Please use this identifier to cite or link to this item: http://hdl.handle.net/10397/77906
Title: Shear lag effect on ultimate tensile capacity of high strength steel angles
Authors: Ke, K 
Xiong, YH 
Yam, MCH 
Lam, ACC
Chung, KF 
Keywords: Design method
Experiment
High strength steel
Shear lag
Tension angle
Issue Date: 2018
Publisher: Elsevier
Source: Journal of constructional steel research, 2018, v. 145, p. 300-314 How to cite?

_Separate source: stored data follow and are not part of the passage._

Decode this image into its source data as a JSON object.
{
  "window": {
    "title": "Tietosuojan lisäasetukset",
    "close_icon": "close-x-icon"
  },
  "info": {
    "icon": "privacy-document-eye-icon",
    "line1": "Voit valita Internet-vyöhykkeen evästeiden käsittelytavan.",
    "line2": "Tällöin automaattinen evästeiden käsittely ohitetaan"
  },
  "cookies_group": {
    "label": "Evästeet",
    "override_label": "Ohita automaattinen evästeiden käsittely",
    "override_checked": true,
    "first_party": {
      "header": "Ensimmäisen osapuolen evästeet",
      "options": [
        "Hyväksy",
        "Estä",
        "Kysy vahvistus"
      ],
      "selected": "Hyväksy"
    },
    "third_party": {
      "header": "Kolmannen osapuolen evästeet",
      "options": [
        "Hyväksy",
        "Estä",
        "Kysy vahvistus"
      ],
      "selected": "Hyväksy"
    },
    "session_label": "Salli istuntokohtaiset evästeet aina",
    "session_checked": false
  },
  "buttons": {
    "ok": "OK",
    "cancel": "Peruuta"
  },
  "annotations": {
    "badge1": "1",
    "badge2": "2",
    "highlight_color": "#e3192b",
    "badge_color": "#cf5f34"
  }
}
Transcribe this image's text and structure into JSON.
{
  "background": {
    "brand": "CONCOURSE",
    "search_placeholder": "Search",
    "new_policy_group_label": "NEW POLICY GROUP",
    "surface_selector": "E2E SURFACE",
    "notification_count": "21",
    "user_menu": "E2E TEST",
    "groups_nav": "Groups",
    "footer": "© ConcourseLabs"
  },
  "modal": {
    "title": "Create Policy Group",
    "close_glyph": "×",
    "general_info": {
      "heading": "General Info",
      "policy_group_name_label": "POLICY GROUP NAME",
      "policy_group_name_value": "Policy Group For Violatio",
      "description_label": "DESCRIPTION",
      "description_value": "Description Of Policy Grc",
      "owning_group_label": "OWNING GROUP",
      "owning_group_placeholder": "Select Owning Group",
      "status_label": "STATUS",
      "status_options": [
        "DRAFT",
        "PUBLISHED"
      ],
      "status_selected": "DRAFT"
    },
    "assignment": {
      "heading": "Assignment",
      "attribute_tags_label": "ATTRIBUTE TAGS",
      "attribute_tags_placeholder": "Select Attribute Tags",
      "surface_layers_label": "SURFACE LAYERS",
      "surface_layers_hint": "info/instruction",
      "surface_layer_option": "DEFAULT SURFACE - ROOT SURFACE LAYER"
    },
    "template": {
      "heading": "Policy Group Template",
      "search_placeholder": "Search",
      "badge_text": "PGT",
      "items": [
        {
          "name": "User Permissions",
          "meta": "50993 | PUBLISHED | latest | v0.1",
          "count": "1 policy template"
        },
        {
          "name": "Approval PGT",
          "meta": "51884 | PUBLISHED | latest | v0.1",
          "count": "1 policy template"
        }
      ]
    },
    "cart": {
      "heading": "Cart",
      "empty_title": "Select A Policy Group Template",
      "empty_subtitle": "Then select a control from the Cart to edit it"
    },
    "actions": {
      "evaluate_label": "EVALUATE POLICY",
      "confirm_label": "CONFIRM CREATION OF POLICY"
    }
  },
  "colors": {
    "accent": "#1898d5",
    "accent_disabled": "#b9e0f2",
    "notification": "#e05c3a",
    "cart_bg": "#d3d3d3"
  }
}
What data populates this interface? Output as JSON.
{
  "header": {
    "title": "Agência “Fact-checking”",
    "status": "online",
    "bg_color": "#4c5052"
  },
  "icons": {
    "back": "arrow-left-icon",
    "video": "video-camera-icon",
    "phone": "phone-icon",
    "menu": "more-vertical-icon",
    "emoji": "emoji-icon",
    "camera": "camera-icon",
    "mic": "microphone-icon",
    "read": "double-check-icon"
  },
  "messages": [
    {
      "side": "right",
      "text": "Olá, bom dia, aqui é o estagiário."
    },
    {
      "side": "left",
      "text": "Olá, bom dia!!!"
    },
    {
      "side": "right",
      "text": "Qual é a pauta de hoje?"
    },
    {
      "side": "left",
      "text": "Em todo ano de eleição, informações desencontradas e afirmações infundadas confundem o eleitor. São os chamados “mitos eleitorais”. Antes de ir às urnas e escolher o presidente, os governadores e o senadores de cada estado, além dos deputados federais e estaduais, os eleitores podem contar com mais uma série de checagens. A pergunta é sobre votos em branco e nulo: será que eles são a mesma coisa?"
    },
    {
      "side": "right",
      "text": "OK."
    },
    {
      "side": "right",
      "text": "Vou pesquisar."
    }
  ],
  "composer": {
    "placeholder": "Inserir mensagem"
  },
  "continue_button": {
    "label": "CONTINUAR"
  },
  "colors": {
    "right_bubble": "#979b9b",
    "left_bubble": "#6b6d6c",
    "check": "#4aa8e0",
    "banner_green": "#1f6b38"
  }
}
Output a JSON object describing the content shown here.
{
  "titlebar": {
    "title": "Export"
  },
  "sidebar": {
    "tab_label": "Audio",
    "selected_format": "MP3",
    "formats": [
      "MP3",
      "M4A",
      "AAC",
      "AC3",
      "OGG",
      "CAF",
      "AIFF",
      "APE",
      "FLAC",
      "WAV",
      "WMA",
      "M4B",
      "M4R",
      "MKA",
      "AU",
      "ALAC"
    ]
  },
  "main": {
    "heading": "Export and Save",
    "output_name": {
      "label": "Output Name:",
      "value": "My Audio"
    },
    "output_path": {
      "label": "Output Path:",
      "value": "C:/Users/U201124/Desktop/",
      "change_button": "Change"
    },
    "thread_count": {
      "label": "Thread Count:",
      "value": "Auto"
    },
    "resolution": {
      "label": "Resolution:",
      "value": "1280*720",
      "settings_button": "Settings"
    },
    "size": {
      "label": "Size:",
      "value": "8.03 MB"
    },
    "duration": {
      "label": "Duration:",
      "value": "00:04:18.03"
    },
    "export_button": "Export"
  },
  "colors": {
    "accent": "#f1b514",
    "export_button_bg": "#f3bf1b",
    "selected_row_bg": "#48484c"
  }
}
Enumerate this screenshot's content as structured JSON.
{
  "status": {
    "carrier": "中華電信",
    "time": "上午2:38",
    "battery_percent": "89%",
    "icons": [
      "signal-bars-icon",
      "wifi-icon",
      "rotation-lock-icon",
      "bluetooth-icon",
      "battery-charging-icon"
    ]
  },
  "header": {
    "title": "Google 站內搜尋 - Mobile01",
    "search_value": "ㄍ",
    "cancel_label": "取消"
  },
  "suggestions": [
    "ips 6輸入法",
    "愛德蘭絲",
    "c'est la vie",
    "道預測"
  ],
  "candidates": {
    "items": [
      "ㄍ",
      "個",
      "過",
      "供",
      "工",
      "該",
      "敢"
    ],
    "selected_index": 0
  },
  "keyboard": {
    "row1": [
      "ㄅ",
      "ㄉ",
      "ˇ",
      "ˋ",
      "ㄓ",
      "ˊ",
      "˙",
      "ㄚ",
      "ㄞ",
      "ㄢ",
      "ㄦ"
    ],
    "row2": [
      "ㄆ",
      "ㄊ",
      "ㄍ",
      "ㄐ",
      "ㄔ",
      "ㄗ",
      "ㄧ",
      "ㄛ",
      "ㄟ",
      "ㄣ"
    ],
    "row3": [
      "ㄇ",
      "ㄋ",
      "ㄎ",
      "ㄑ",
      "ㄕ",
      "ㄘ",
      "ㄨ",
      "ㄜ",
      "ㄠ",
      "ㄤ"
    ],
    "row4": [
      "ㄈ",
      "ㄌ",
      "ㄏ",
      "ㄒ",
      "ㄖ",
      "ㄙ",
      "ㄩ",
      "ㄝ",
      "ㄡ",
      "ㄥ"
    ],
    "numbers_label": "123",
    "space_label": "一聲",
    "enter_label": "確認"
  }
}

Journal: Journal of constructional steel research 
Abstract: This research investigates the shear lag effect on the behaviour and ultimate tensile capacity of high strength steel (HSS) tension angles with bolted and welded connections. Eighteen full-scale tests were conducted, including fourteen specimens with HSS tension angles and four specimens with normal steel (NS) tension angles. For these specimens, single tension angles were connected to the gusset plates either by bolted or welded connections. The main test parameters included steel grade, connection length and out-of-plane eccentricity. In general, the test observations showed that the shear lag effect was significant for the bolted HSS angle specimens connected by the short leg. The effectiveness of the design equation in the current design specifications for quantifying the shear lag (1−x¯/L rule, where x¯=out‐of‐plane eccentricity and L = connection length) was evaluated using the test results. The comparison of the test results and the predictions by the design equations showed that the latter gave un-conservative estimates of the ultimate tensile capacity of the specimens with bolted HSS angles connected by the short leg. Based on the finite element models validated by the test results, a parametric study was carried out, and the results also indicated that the current design equation would lead to unsafe estimates of the ultimate tensile capacities of bolted HSS angles connected by the short leg. Finally, a modified design guideline was proposed based on the results of the numerical study.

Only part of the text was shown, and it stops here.